Cuando le dio la espalda a la ventana, Graves ya volvía a estar sentado ante el ordenador. Le dio al teclado con un dedo, un único y eficaz papirotazo. Los ojos se le fueron de lo que había en la pantalla a Sayles.

—Oye —le dijo—. Si ya me lo has contado, no me acuerdo: ¿cómo fue que te metiste en lo de las muñecas?

—El tema apareció de repente, mientras yo recorría la red. No volví a pensar en el asunto hasta que recibí el mensaje.

—De Dollman.

—Exacto.

—¿Y decía «Vendo muñecas»?

Sayles asintió.

—Interesante. —La silla de Graves estaba inmóvil—. ¿Tú crees que se anuncia?
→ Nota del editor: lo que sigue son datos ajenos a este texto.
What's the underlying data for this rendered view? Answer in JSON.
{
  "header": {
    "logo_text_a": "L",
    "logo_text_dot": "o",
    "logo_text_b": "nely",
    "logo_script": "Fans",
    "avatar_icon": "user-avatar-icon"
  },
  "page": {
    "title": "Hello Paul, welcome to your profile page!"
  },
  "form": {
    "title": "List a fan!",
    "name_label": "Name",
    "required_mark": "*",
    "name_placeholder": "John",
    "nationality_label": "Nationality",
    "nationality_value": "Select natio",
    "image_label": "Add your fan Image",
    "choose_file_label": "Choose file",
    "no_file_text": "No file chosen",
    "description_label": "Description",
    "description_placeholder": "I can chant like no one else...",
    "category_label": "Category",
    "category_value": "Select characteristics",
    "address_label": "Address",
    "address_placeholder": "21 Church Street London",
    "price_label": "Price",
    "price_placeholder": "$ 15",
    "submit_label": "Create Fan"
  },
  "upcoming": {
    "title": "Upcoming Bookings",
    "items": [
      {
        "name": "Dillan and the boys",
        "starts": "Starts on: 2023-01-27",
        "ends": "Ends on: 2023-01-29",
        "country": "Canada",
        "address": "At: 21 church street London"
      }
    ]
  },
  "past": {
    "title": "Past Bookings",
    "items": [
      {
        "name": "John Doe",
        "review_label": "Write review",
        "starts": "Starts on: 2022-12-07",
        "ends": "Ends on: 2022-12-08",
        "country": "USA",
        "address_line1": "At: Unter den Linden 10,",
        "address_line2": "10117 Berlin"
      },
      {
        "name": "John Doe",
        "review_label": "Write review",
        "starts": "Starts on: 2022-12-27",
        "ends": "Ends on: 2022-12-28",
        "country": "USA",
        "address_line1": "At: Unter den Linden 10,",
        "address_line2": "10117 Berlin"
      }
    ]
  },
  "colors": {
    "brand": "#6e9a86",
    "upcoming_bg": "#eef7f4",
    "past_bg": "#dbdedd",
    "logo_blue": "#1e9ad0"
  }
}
Sayles echó a andar hacia Graves, hasta situarse a su espalda.

Graves señaló una línea de texto en la pantalla:

—Esto es de Lock & Load, que es básicamente un boletín para mercenarios. Seguridad privada, guardaespaldas, cosas así. Y esto, esto y esto —levantó la vista hacia Sayles— son tablones de mensajes de fuera de la red, de tres sitios diferentes.

Confirme por favor el envío de la muñeca encargada el 10 de febrero.

Soy un ávido coleccionista y estoy interesado en adquirir una de sus excepcionales muñecas.

Quisiera obtener de usted otra muñeca. Por favor, contácteme lo antes posible.

Infórmeme, por favor, de si todavía tiene muñecas a la venta.

—El primero es de hace un par de años. —Graves hizo algo que cambió la pantalla. Los demás mensajes se oscurecieron, dejando que resaltaran los dos últimos—. Estos fueron enviados a través del mismo servidor, más o menos a la misma hora del día, pero separados por una semana. Espera… Aquí hay un tercero, recién colgado.

Estoy buscando una muñeca especial para una amiga especial.

Graves lo arrastró por la pantalla para situarlo junto a los otros dos, los observó todos unos instantes y luego levantó la vista.

—Están hablando de algo que no son muñecas.

—Esa es también la impresión que yo tengo.

—Todos tienen un estilo similar, podrían ser fácilmente de la misma persona.

—El tono y el emplazamiento sugieren que no conocen al vendedor. Hay un montón de muros entre ellos.

—Y si no se trata de muñecas, ¿qué es lo que vende ese y qué es lo que intentan comprar los otros? —Graves señaló las dos líneas resaltadas—. El que colgó estas, caso de que sea la misma persona, parece algo… ¿ansioso?

—Eso no nos es de mucha ayuda. Ni siquiera sabemos quiénes son.

Graves pulsó algunas teclas más.

—Puede ser útil. Están mirando, igual que nosotros. Y no son ellos los que buscamos. —Las pantallas cambiaban una tras otra y enseguida se caían a la parte de abajo—. Eso son anuncios, ¿no? Los sueltas y ya está. Por consiguiente…

Su silla recuperó el movimiento: cuatro centímetros adelante, cuatro centímetros atrás.

—Podemos colocar nuestros propios anuncios.